Updated: Sep 2, 2021
Why do I remember specific, traumatic memories so well from my past? Why do these haunting images stand out so vividly when I can't remember what I did for my daughter's birthday two years ago? Why is it that things that made me so mad haunt me years later? Why is it that memories deep from within a drunken blackout suddenly become vividly clear after many years?
Instead, I desperately lay in bed wanting so badly to envision the setup of the hospital room when Parker was born. This memory I actually want to keep. I wish I could picture the scene of when Brayden arrived on this earth. Another memory that has begun to fade. I try to search for the sounds of when Chase let out his first cry. But I can't. And it breaks my heart that these memories are not present and that other more horrible, disgusting things take their place instead.

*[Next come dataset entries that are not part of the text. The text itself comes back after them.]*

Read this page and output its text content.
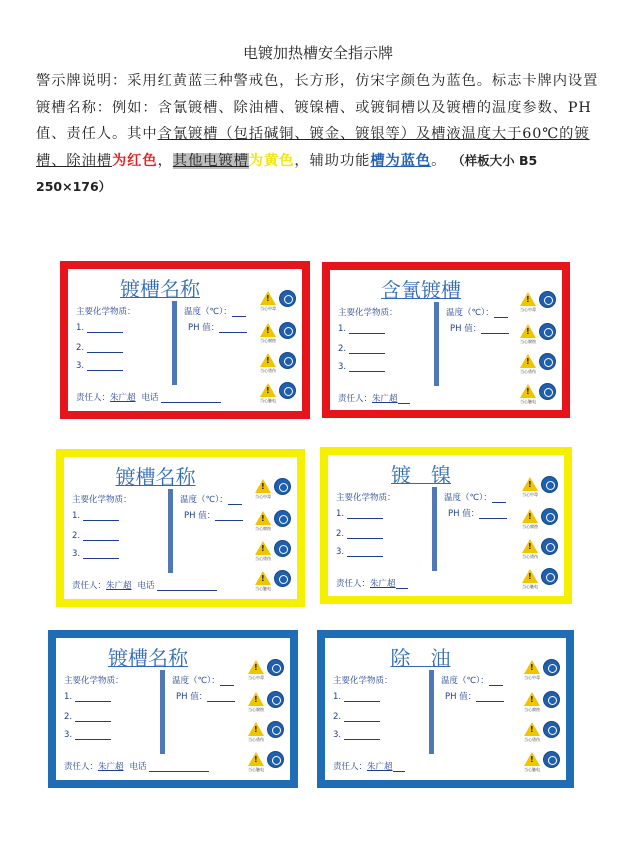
电镀加热槽安全指示牌
警示牌说明：采用红黄蓝三种警戒色，长方形，仿宋字颜色为蓝色。标志卡牌内设置镀槽名称：例如：含氰镀槽、除油槽、镀镍槽、或镀铜槽以及镀槽的温度参数、PH值、责任人。其中含氰镀槽（包括碱铜、镀金、镀银等）及槽液温度大于60℃的镀槽、除油槽为红色，其他电镀槽为黄色，辅助功能槽为蓝色。 （样板大小 B5　250×176）
镀槽名称
主要化学物质：
1.
2.
3.
温度（℃）：
PH 值：
责任人：朱广超 电话
!
当心中毒
!
当心腐蚀
!
当心烫伤
!
当心触电
含氰镀槽
主要化学物质：
1.
2.
3.
温度（℃）：
PH 值：
责任人：朱广超
!
当心中毒
!
当心腐蚀
!
当心烫伤
!
当心触电
镀槽名称
主要化学物质：
1.
2.
3.
温度（℃）：
PH 值：
责任人：朱广超 电话
!
当心中毒
!
当心腐蚀
!
当心烫伤
!
当心触电
镀　镍
主要化学物质：
1.
2.
3.
温度（℃）：
PH 值：
责任人：朱广超
!
当心中毒
!
当心腐蚀
!
当心烫伤
!
当心触电
镀槽名称
主要化学物质：
1.
2.
3.
温度（℃）：
PH 值：
责任人：朱广超 电话
!
当心中毒
!
当心腐蚀
!
当心烫伤
!
当心触电
除　油
主要化学物质：
1.
2.
3.
温度（℃）：
PH 值：
责任人：朱广超
!
当心中毒
!
当心腐蚀
!
当心烫伤
!
当心触电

Trauma is the body's response of protecting itself. It forces the mind to remember the horrible things it endures in order to avoid putting itself through such experiences down the road. It is a shitty situation, having to relive the pain over and over again. But it is a necessity for oneself, in order to avoid future hurt.
There are different types of traumatic experiences that I have endured over my lifetime, all of which I chose to never deal with at the time. Regardless, they stand out too vividly in my mind today. Horribly so, that often I am jolted awake in the night reliving them over and over again. After discussing this with my therapist recently and why this is so unfair that this keeps happening to me, she explained why my body and mind keep doing this.
It was comforting to understand that my "body is just doing what it is supposed to do." But it isn't okay to know that it is still dealing with past traumas from so long ago. And these traumas were buried so deeply beneath bottles and bottles of alcohol, which have now come bubbling to the surface.